Transactions, ACID etc.
·2 mins
- D = durability. Easiest to understand.
- C = consistency, i.e. application-level constraints or invariants are met. Property of the application that’s using the DB and not the DB itself. So, kind of useless.
- A = atomicity or, better explained as, abortability. Either all commands in a transaction go through or none of them.
- I = isolation is the trickiest one.
- Concurrent operations in a DB can lead to various race conditions.
- Dirty reads: read something that’s not yet committed.
- Dirty writes: transaction T1 writes on top of partial writes, which aren’t yet committed, by another transaction T2.
- Read skew: Let’s say a long-running client reads a lot of records from a DB. If transactions keep changing records during its run, the state of the DB the client captures may not be consistent.
- Write skew: Let’s say a transaction checks for a premise and then writes based on that. What happens if the premise is no longer valid by the time the write happens?
- DB isolation features:
- Read committed: doesn’t allow dirty reads or writes.
- Snapshot isolation or repeatable reads: no read skews.
- Need to track transaction level information per record to implement this.
- Serializable: no write skews.
- Strongest level but isn’t cheap to implement. So, not necessarily the default amongst all the DBs.

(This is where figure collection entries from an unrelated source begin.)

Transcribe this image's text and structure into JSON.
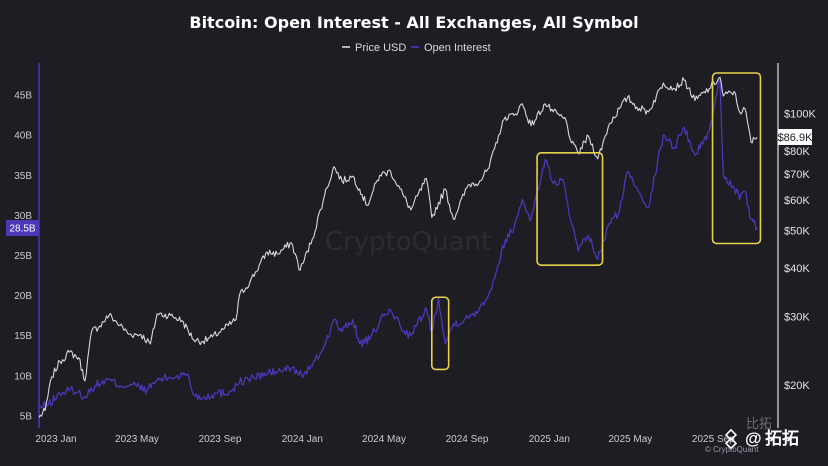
{
  "chart_data": {
    "type": "line",
    "title": "Bitcoin: Open Interest - All Exchanges, All Symbol",
    "legend": {
      "placement": "top-center",
      "entries": [
        {
          "name": "Price USD",
          "color": "#d7d7dd"
        },
        {
          "name": "Open Interest",
          "color": "#4a38b8"
        }
      ]
    },
    "x_axis": {
      "type": "date",
      "range": [
        "2023-01-01",
        "2025-12-31"
      ],
      "ticks": [
        {
          "date": "2023-01-01",
          "label": "2023 Jan"
        },
        {
          "date": "2023-05-01",
          "label": "2023 May"
        },
        {
          "date": "2023-09-01",
          "label": "2023 Sep"
        },
        {
          "date": "2024-01-01",
          "label": "2024 Jan"
        },
        {
          "date": "2024-05-01",
          "label": "2024 May"
        },
        {
          "date": "2024-09-01",
          "label": "2024 Sep"
        },
        {
          "date": "2025-01-01",
          "label": "2025 Jan"
        },
        {
          "date": "2025-05-01",
          "label": "2025 May"
        },
        {
          "date": "2025-09-01",
          "label": "2025 Sep"
        }
      ]
    },
    "y_left": {
      "name": "Open Interest",
      "scale": "linear",
      "range": [
        3.5,
        49
      ],
      "ticks": [
        {
          "value": 5,
          "label": "5B"
        },
        {
          "value": 10,
          "label": "10B"
        },
        {
          "value": 15,
          "label": "15B"
        },
        {
          "value": 20,
          "label": "20B"
        },
        {
          "value": 25,
          "label": "25B"
        },
        {
          "value": 30,
          "label": "30B"
        },
        {
          "value": 35,
          "label": "35B"
        },
        {
          "value": 40,
          "label": "40B"
        },
        {
          "value": 45,
          "label": "45B"
        }
      ],
      "current_label": {
        "value": 28.5,
        "label": "28.5B",
        "color": "#4a38b8"
      }
    },
    "y_right": {
      "name": "Price USD",
      "scale": "log",
      "range": [
        15500,
        135000
      ],
      "ticks": [
        {
          "value": 20000,
          "label": "$20K"
        },
        {
          "value": 30000,
          "label": "$30K"
        },
        {
          "value": 40000,
          "label": "$40K"
        },
        {
          "value": 50000,
          "label": "$50K"
        },
        {
          "value": 60000,
          "label": "$60K"
        },
        {
          "value": 70000,
          "label": "$70K"
        },
        {
          "value": 80000,
          "label": "$80K"
        },
        {
          "value": 100000,
          "label": "$100K"
        }
      ],
      "current_label": {
        "value": 86900,
        "label": "$86.9K"
      }
    },
    "grid": false,
    "series": [
      {
        "name": "Price USD",
        "axis": "right",
        "color": "#d7d7dd",
        "points": [
          [
            "2023-01-01",
            16500
          ],
          [
            "2023-01-10",
            17200
          ],
          [
            "2023-01-20",
            21000
          ],
          [
            "2023-02-01",
            23000
          ],
          [
            "2023-02-15",
            24300
          ],
          [
            "2023-03-01",
            23500
          ],
          [
            "2023-03-10",
            20500
          ],
          [
            "2023-03-20",
            27500
          ],
          [
            "2023-04-01",
            28400
          ],
          [
            "2023-04-15",
            30300
          ],
          [
            "2023-05-01",
            28500
          ],
          [
            "2023-05-15",
            27000
          ],
          [
            "2023-06-01",
            27000
          ],
          [
            "2023-06-15",
            25500
          ],
          [
            "2023-06-25",
            30500
          ],
          [
            "2023-07-15",
            30200
          ],
          [
            "2023-08-01",
            29300
          ],
          [
            "2023-08-18",
            26200
          ],
          [
            "2023-09-01",
            25900
          ],
          [
            "2023-09-15",
            26600
          ],
          [
            "2023-10-01",
            27800
          ],
          [
            "2023-10-20",
            29500
          ],
          [
            "2023-10-25",
            34000
          ],
          [
            "2023-11-10",
            37000
          ],
          [
            "2023-12-05",
            44000
          ],
          [
            "2023-12-20",
            43500
          ],
          [
            "2024-01-10",
            46500
          ],
          [
            "2024-01-23",
            39500
          ],
          [
            "2024-02-10",
            47500
          ],
          [
            "2024-02-28",
            61500
          ],
          [
            "2024-03-13",
            73000
          ],
          [
            "2024-03-25",
            67000
          ],
          [
            "2024-04-10",
            69000
          ],
          [
            "2024-04-20",
            64000
          ],
          [
            "2024-05-01",
            58000
          ],
          [
            "2024-05-20",
            69500
          ],
          [
            "2024-06-05",
            71000
          ],
          [
            "2024-06-25",
            61000
          ],
          [
            "2024-07-05",
            56500
          ],
          [
            "2024-07-28",
            68000
          ],
          [
            "2024-08-05",
            54000
          ],
          [
            "2024-08-25",
            64000
          ],
          [
            "2024-09-06",
            53500
          ],
          [
            "2024-09-28",
            65500
          ],
          [
            "2024-10-15",
            67000
          ],
          [
            "2024-10-29",
            72500
          ],
          [
            "2024-11-12",
            88000
          ],
          [
            "2024-11-22",
            98000
          ],
          [
            "2024-12-05",
            99000
          ],
          [
            "2024-12-17",
            106000
          ],
          [
            "2024-12-30",
            93000
          ],
          [
            "2025-01-20",
            106000
          ],
          [
            "2025-02-01",
            101000
          ],
          [
            "2025-02-20",
            96000
          ],
          [
            "2025-02-28",
            84000
          ],
          [
            "2025-03-10",
            79000
          ],
          [
            "2025-03-25",
            87500
          ],
          [
            "2025-04-08",
            76500
          ],
          [
            "2025-04-25",
            94000
          ],
          [
            "2025-05-10",
            103000
          ],
          [
            "2025-05-22",
            110000
          ],
          [
            "2025-06-05",
            104000
          ],
          [
            "2025-06-22",
            101000
          ],
          [
            "2025-07-14",
            120000
          ],
          [
            "2025-07-31",
            116000
          ],
          [
            "2025-08-14",
            122000
          ],
          [
            "2025-08-30",
            108000
          ],
          [
            "2025-09-20",
            116000
          ],
          [
            "2025-10-06",
            124000
          ],
          [
            "2025-10-11",
            111000
          ],
          [
            "2025-10-27",
            114000
          ],
          [
            "2025-11-04",
            101000
          ],
          [
            "2025-11-12",
            103000
          ],
          [
            "2025-11-21",
            84500
          ],
          [
            "2025-11-30",
            86900
          ]
        ]
      },
      {
        "name": "Open Interest",
        "axis": "left",
        "color": "#4a38b8",
        "points": [
          [
            "2023-01-01",
            6.0
          ],
          [
            "2023-01-15",
            6.4
          ],
          [
            "2023-02-01",
            7.8
          ],
          [
            "2023-02-20",
            8.3
          ],
          [
            "2023-03-10",
            7.4
          ],
          [
            "2023-03-25",
            8.8
          ],
          [
            "2023-04-15",
            9.5
          ],
          [
            "2023-05-01",
            8.8
          ],
          [
            "2023-05-20",
            8.9
          ],
          [
            "2023-06-10",
            8.2
          ],
          [
            "2023-06-25",
            9.5
          ],
          [
            "2023-07-15",
            9.8
          ],
          [
            "2023-08-10",
            10.2
          ],
          [
            "2023-08-18",
            7.6
          ],
          [
            "2023-09-01",
            7.3
          ],
          [
            "2023-09-20",
            7.8
          ],
          [
            "2023-10-10",
            8.0
          ],
          [
            "2023-10-25",
            9.2
          ],
          [
            "2023-11-15",
            9.8
          ],
          [
            "2023-12-10",
            10.4
          ],
          [
            "2023-12-25",
            10.6
          ],
          [
            "2024-01-10",
            11.0
          ],
          [
            "2024-01-25",
            10.1
          ],
          [
            "2024-02-10",
            11.2
          ],
          [
            "2024-02-28",
            13.8
          ],
          [
            "2024-03-13",
            17.0
          ],
          [
            "2024-03-25",
            15.5
          ],
          [
            "2024-04-10",
            17.0
          ],
          [
            "2024-04-20",
            14.0
          ],
          [
            "2024-05-05",
            14.5
          ],
          [
            "2024-05-20",
            16.8
          ],
          [
            "2024-06-05",
            18.2
          ],
          [
            "2024-06-25",
            15.6
          ],
          [
            "2024-07-05",
            15.0
          ],
          [
            "2024-07-28",
            18.4
          ],
          [
            "2024-08-05",
            15.5
          ],
          [
            "2024-08-15",
            19.8
          ],
          [
            "2024-08-20",
            16.8
          ],
          [
            "2024-08-25",
            14.0
          ],
          [
            "2024-09-06",
            16.5
          ],
          [
            "2024-09-28",
            17.2
          ],
          [
            "2024-10-15",
            18.5
          ],
          [
            "2024-10-29",
            20.3
          ],
          [
            "2024-11-12",
            24.0
          ],
          [
            "2024-11-22",
            27.0
          ],
          [
            "2024-12-05",
            28.5
          ],
          [
            "2024-12-17",
            32.0
          ],
          [
            "2024-12-30",
            29.5
          ],
          [
            "2025-01-20",
            37.0
          ],
          [
            "2025-02-01",
            34.0
          ],
          [
            "2025-02-15",
            34.5
          ],
          [
            "2025-02-28",
            29.0
          ],
          [
            "2025-03-10",
            25.5
          ],
          [
            "2025-03-25",
            27.5
          ],
          [
            "2025-04-08",
            24.5
          ],
          [
            "2025-04-25",
            29.0
          ],
          [
            "2025-05-10",
            30.5
          ],
          [
            "2025-05-22",
            35.5
          ],
          [
            "2025-06-05",
            33.5
          ],
          [
            "2025-06-22",
            31.0
          ],
          [
            "2025-07-14",
            40.0
          ],
          [
            "2025-07-31",
            38.5
          ],
          [
            "2025-08-14",
            41.0
          ],
          [
            "2025-08-30",
            37.5
          ],
          [
            "2025-09-20",
            40.5
          ],
          [
            "2025-10-06",
            47.0
          ],
          [
            "2025-10-11",
            35.0
          ],
          [
            "2025-10-27",
            33.5
          ],
          [
            "2025-11-04",
            32.0
          ],
          [
            "2025-11-12",
            33.0
          ],
          [
            "2025-11-21",
            29.5
          ],
          [
            "2025-11-30",
            28.5
          ]
        ]
      }
    ],
    "annotations": [
      {
        "type": "box",
        "color": "#e6d34a",
        "x_range": [
          "2024-08-05",
          "2024-08-30"
        ],
        "y_left_range": [
          10.8,
          19.8
        ]
      },
      {
        "type": "box",
        "color": "#e6d34a",
        "x_range": [
          "2025-01-08",
          "2025-04-15"
        ],
        "y_left_range": [
          23.8,
          37.8
        ]
      },
      {
        "type": "box",
        "color": "#e6d34a",
        "x_range": [
          "2025-09-25",
          "2025-12-05"
        ],
        "y_left_range": [
          26.5,
          49
        ]
      }
    ]
  },
  "watermark": "CryptoQuant",
  "credit": "© CryptoQuant",
  "brand": {
    "cn_faint": "比拓",
    "at": "@",
    "name": "拓拓"
  }
}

- Algorithms to implement:
- Literally serialize on the DB. Can work if all transactions are guaranteed to be fast.
- 2PL: lock all rows that match the premise before updating them. So, pessimistic locking.
- SSI, i.e. snapshot serializable isolation: Allow all transactions to run concurrently but don’t let them commit if they’d introduce a conflict. So, optimistic.
- Concurrent operations in a DB can lead to various race conditions.
- 2-phase commit and 2-phase locking, i.e. 2PC and 2PL are different things.
- You use 2PC to support transactions across multiple systems. (I still need to learn about those in more detail.)
Open questions:
- In 2PL, how do you handle situations where the premise was based on non-existent rows that appeared, because of some other transaction, before the write happened?